Whatever the dumb reason, it’s all gone. It may as well have been carried away. Well, it’s close: it’s karod away. Or anyway, it’s karod.
Karod is money that was but is no longer – or anyway is no longer in your pocket, and you didn’t get a damn thing for it. It’s what you paid for something you didn’t get to enjoy, like the ice cream that tumbled from the cone onto the sidewalk, or the cup of coffee you promptly dumped into the garbage while trying to put the lid on it, or the growler of craft beer you dropped on the way out of the store. And it’s what you didn’t even get to enjoy paying because it blew out of your hand or got chewed and swallowed by your dog.
Does it seem like that kind of thing happens ten million times in your life? That’s probably not too great an exaggeration, at least on a logarithmic scale. Do you reckon you might have lost ten million dollars – or even ten million pennies – that way?
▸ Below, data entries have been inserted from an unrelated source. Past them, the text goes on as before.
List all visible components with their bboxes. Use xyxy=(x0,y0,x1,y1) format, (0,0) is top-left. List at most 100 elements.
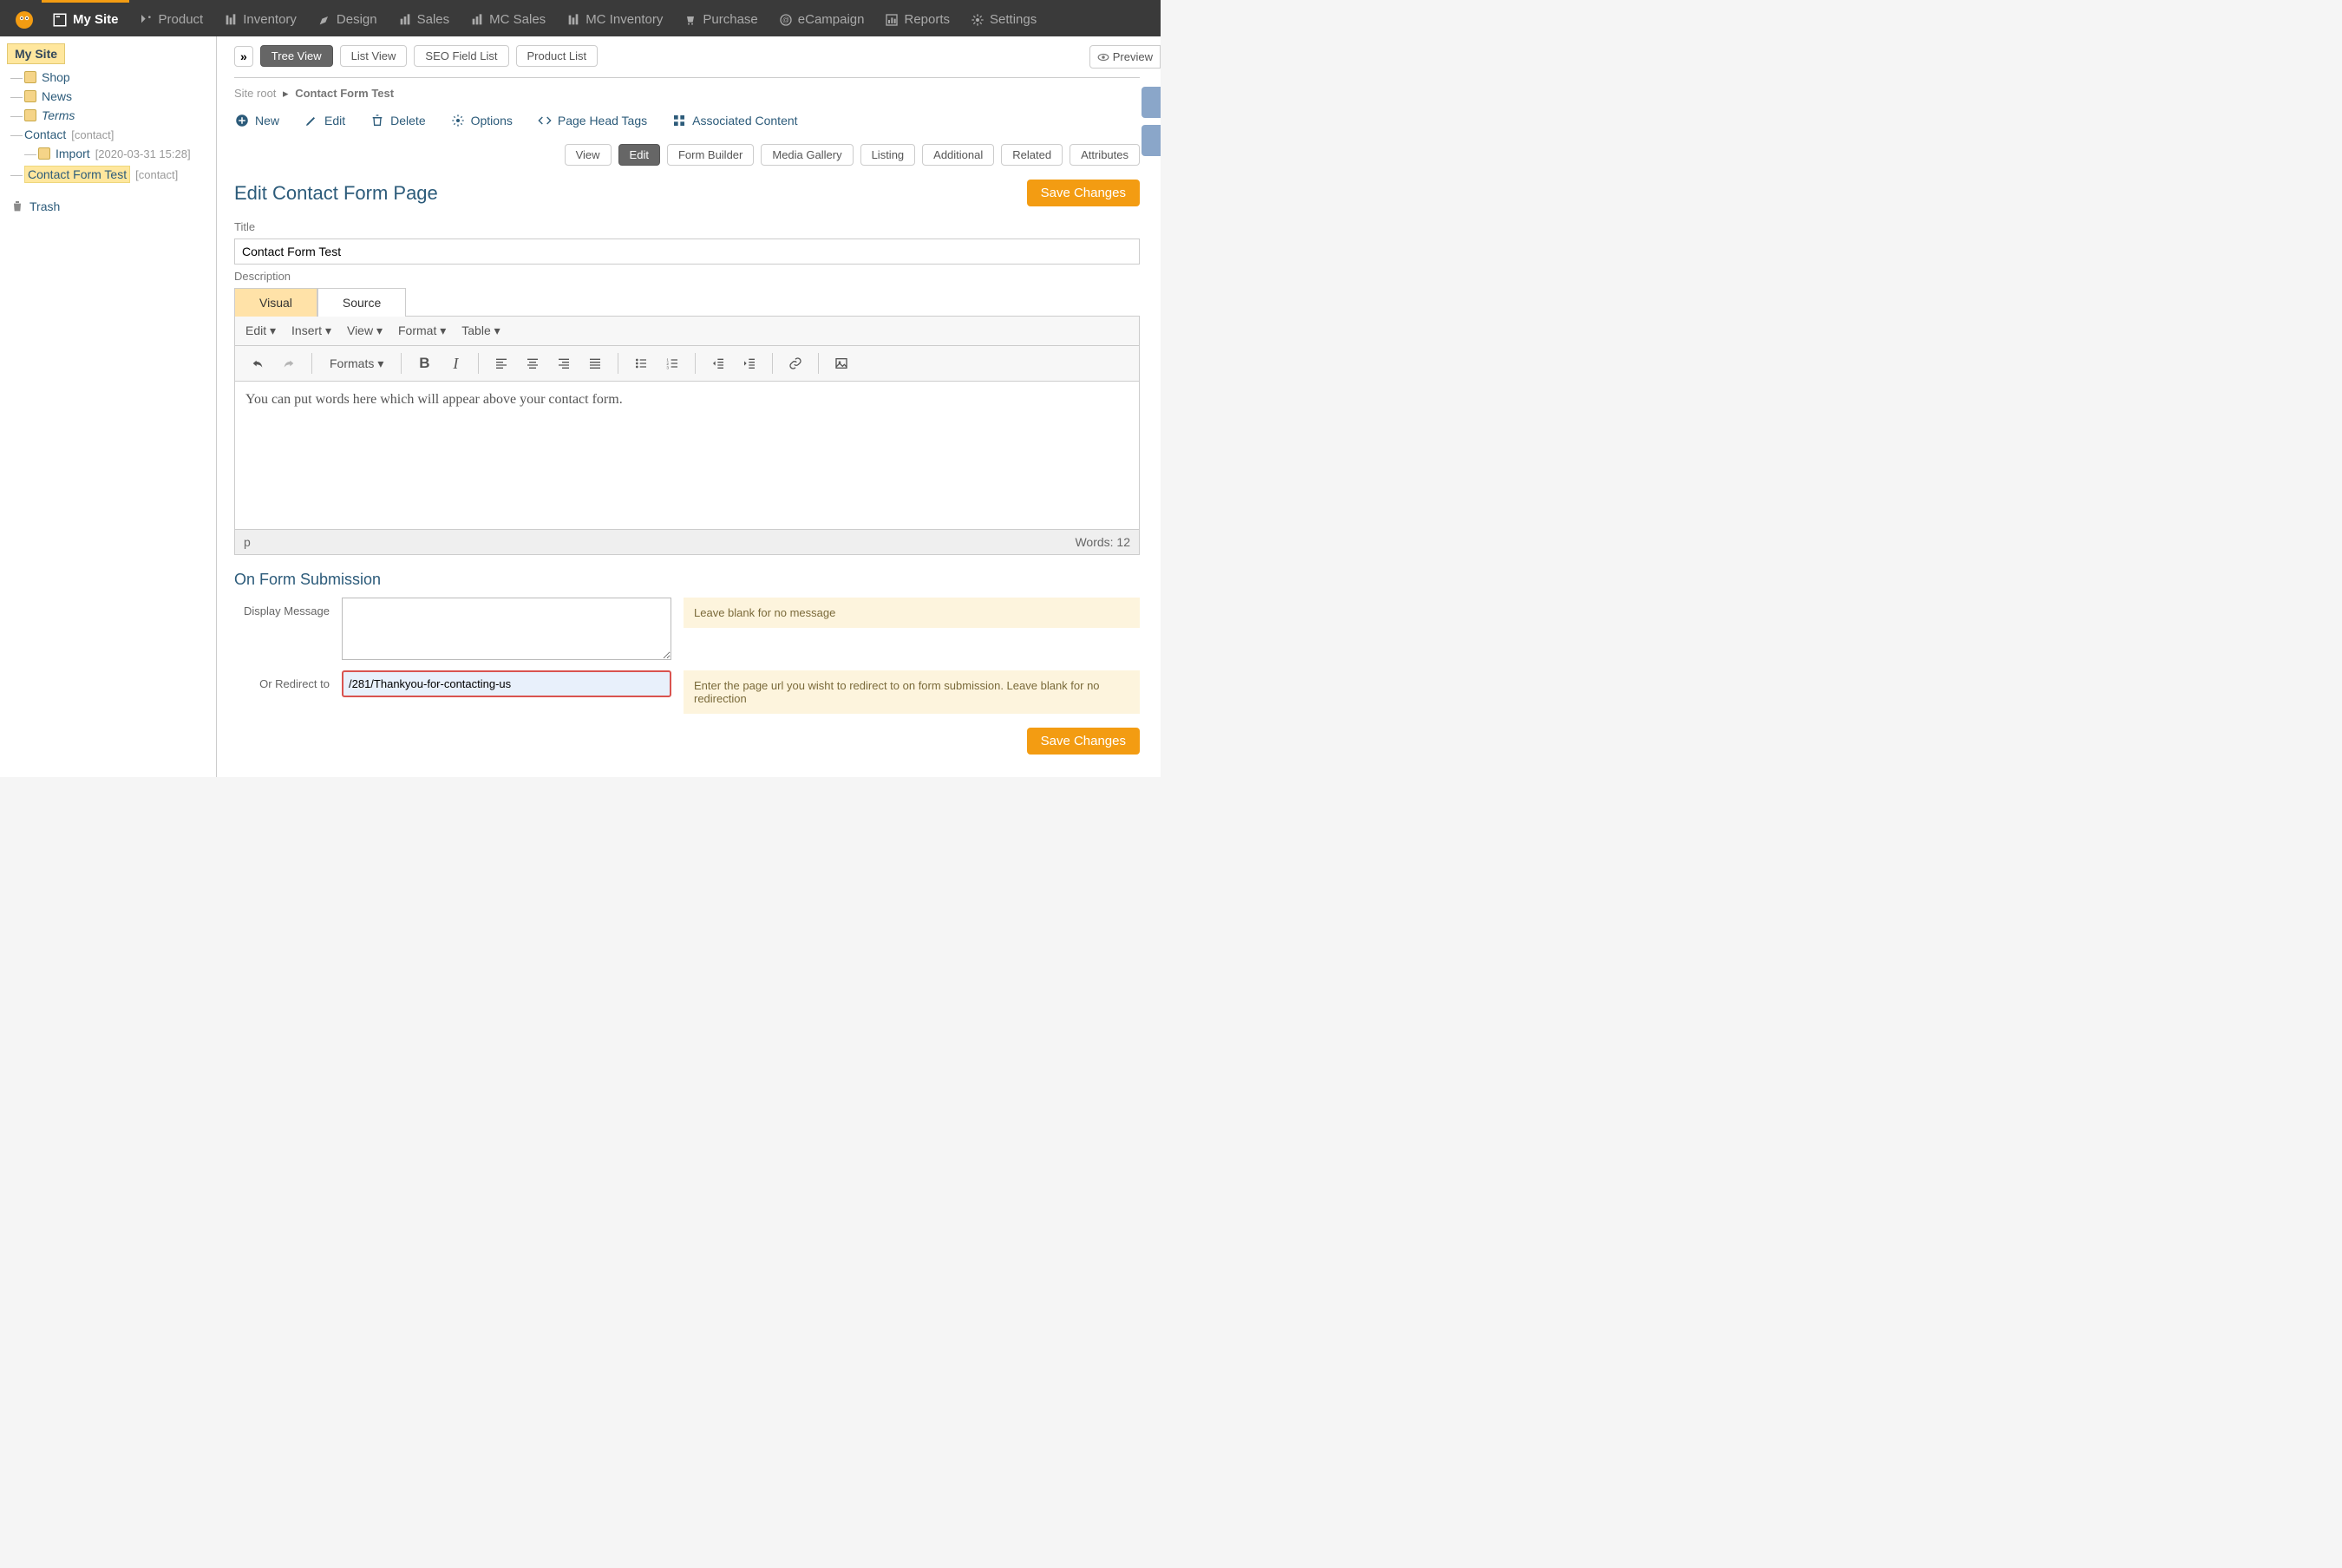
nav-ecampaign[interactable]: @eCampaign xyxy=(769,2,875,38)
folder-icon xyxy=(24,90,36,102)
menu-insert[interactable]: Insert ▾ xyxy=(291,323,331,338)
product-list-button[interactable]: Product List xyxy=(516,45,599,67)
align-justify-icon xyxy=(588,356,602,370)
title-input[interactable] xyxy=(234,238,1140,265)
save-button-bottom[interactable]: Save Changes xyxy=(1027,728,1140,755)
link-button[interactable] xyxy=(782,351,809,376)
tab-view[interactable]: View xyxy=(565,144,612,166)
side-tab-2[interactable] xyxy=(1142,125,1161,156)
nav-label: Product xyxy=(159,12,204,27)
nav-sales[interactable]: Sales xyxy=(388,2,461,38)
action-associated[interactable]: Associated Content xyxy=(671,113,797,128)
action-new[interactable]: New xyxy=(234,113,279,128)
expand-button[interactable]: » xyxy=(234,46,253,67)
editor-content[interactable]: You can put words here which will appear… xyxy=(235,382,1139,529)
tab-listing[interactable]: Listing xyxy=(860,144,916,166)
list-view-button[interactable]: List View xyxy=(340,45,408,67)
chevron-right-icon: ▸ xyxy=(283,87,289,100)
nav-mc-inventory[interactable]: MC Inventory xyxy=(556,2,673,38)
breadcrumb: Site root ▸ Contact Form Test xyxy=(234,78,1140,109)
editor-word-count: Words: 12 xyxy=(1075,535,1130,549)
action-delete[interactable]: Delete xyxy=(370,113,425,128)
image-button[interactable] xyxy=(828,351,855,376)
save-button[interactable]: Save Changes xyxy=(1027,180,1140,206)
nav-settings[interactable]: Settings xyxy=(960,2,1047,38)
redirect-hint: Enter the page url you wisht to redirect… xyxy=(684,670,1140,714)
action-options[interactable]: Options xyxy=(450,113,513,128)
display-message-label: Display Message xyxy=(234,598,330,617)
breadcrumb-current: Contact Form Test xyxy=(295,87,394,100)
tab-source[interactable]: Source xyxy=(317,288,406,317)
side-tab-1[interactable] xyxy=(1142,87,1161,118)
seo-list-button[interactable]: SEO Field List xyxy=(414,45,508,67)
indent-button[interactable] xyxy=(736,351,763,376)
plus-icon xyxy=(234,113,250,128)
tab-media-gallery[interactable]: Media Gallery xyxy=(761,144,853,166)
preview-button[interactable]: Preview xyxy=(1089,45,1161,69)
nav-label: MC Sales xyxy=(489,12,546,27)
tree-node-news[interactable]: News xyxy=(7,87,209,106)
nav-mc-sales[interactable]: MC Sales xyxy=(460,2,556,38)
trash[interactable]: Trash xyxy=(7,194,209,219)
nav-label: Settings xyxy=(990,12,1037,27)
align-left-button[interactable] xyxy=(487,351,515,376)
action-head-tags[interactable]: Page Head Tags xyxy=(537,113,647,128)
nav-reports[interactable]: Reports xyxy=(874,2,960,38)
formats-dropdown[interactable]: Formats ▾ xyxy=(321,353,392,375)
editor-toolbar: Formats ▾ B I 123 xyxy=(235,346,1139,382)
description-label: Description xyxy=(234,270,1140,283)
nav-inventory[interactable]: Inventory xyxy=(213,2,307,38)
menu-edit[interactable]: Edit ▾ xyxy=(245,323,276,338)
action-edit[interactable]: Edit xyxy=(304,113,345,128)
menu-view[interactable]: View ▾ xyxy=(347,323,383,338)
tree-node-terms[interactable]: Terms xyxy=(7,106,209,125)
tab-attributes[interactable]: Attributes xyxy=(1070,144,1140,166)
outdent-button[interactable] xyxy=(704,351,732,376)
menu-table[interactable]: Table ▾ xyxy=(461,323,500,338)
bold-button[interactable]: B xyxy=(410,351,438,376)
link-icon xyxy=(788,356,802,370)
tree-node-contact-form-test[interactable]: Contact Form Test [contact] xyxy=(7,163,209,186)
tree-node-contact[interactable]: Contact [contact] xyxy=(7,125,209,144)
nav-design[interactable]: Design xyxy=(307,2,388,38)
menu-format[interactable]: Format ▾ xyxy=(398,323,446,338)
tree-root[interactable]: My Site xyxy=(7,43,65,64)
tree-node-shop[interactable]: Shop xyxy=(7,68,209,87)
page-actions: New Edit Delete Options Page Head Tags A… xyxy=(234,109,1140,139)
folder-icon xyxy=(24,71,36,83)
italic-button[interactable]: I xyxy=(442,351,469,376)
view-toolbar: » Tree View List View SEO Field List Pro… xyxy=(234,45,1140,78)
redo-icon xyxy=(282,356,296,370)
code-icon xyxy=(537,113,553,128)
nav-my-site[interactable]: My Site xyxy=(42,0,129,36)
breadcrumb-root[interactable]: Site root xyxy=(234,87,276,100)
row-redirect: Or Redirect to Enter the page url you wi… xyxy=(234,670,1140,714)
number-list-button[interactable]: 123 xyxy=(658,351,686,376)
tab-visual[interactable]: Visual xyxy=(234,288,317,317)
section-heading: Edit Contact Form Page Save Changes xyxy=(234,171,1140,215)
tab-form-builder[interactable]: Form Builder xyxy=(667,144,754,166)
redo-button[interactable] xyxy=(275,351,303,376)
undo-button[interactable] xyxy=(244,351,271,376)
nav-label: MC Inventory xyxy=(586,12,663,27)
main: Preview » Tree View List View SEO Field … xyxy=(217,36,1161,777)
bullet-list-button[interactable] xyxy=(627,351,655,376)
tab-additional[interactable]: Additional xyxy=(922,144,994,166)
editor-statusbar: p Words: 12 xyxy=(235,529,1139,554)
redirect-input[interactable] xyxy=(342,670,671,697)
tree-node-import[interactable]: Import [2020-03-31 15:28] xyxy=(7,144,209,163)
align-justify-button[interactable] xyxy=(581,351,609,376)
nav-purchase[interactable]: Purchase xyxy=(673,2,768,38)
align-center-button[interactable] xyxy=(519,351,546,376)
tree-view-button[interactable]: Tree View xyxy=(260,45,333,67)
display-message-input[interactable] xyxy=(342,598,671,660)
align-right-button[interactable] xyxy=(550,351,578,376)
tab-related[interactable]: Related xyxy=(1001,144,1063,166)
redirect-label: Or Redirect to xyxy=(234,670,330,690)
sidebar: My Site Shop News Terms Contact [contact… xyxy=(0,36,217,777)
logo[interactable] xyxy=(7,10,42,30)
nav-product[interactable]: Product xyxy=(129,2,214,38)
list-ul-icon xyxy=(634,356,648,370)
right-side-tabs xyxy=(1142,87,1161,156)
tab-edit[interactable]: Edit xyxy=(618,144,660,166)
Oh, I hope not. But some companies have.
Why ten million? Well, if you do a Google search on karod, you’ll immediately find some Bollywood hits that have the word in their titles. Karod, in these cases, is a transliteration of करोड़, phonologically rendered as /kə.ɾoːɽ/, which has been borrowed into English as crore. It means ‘ten million’.
I could say that that’s also the source of karod. To some extent, that would be true. But it started with a random draw of Scrabble tiles. It’s a new old word. I wish it were less useful than it is.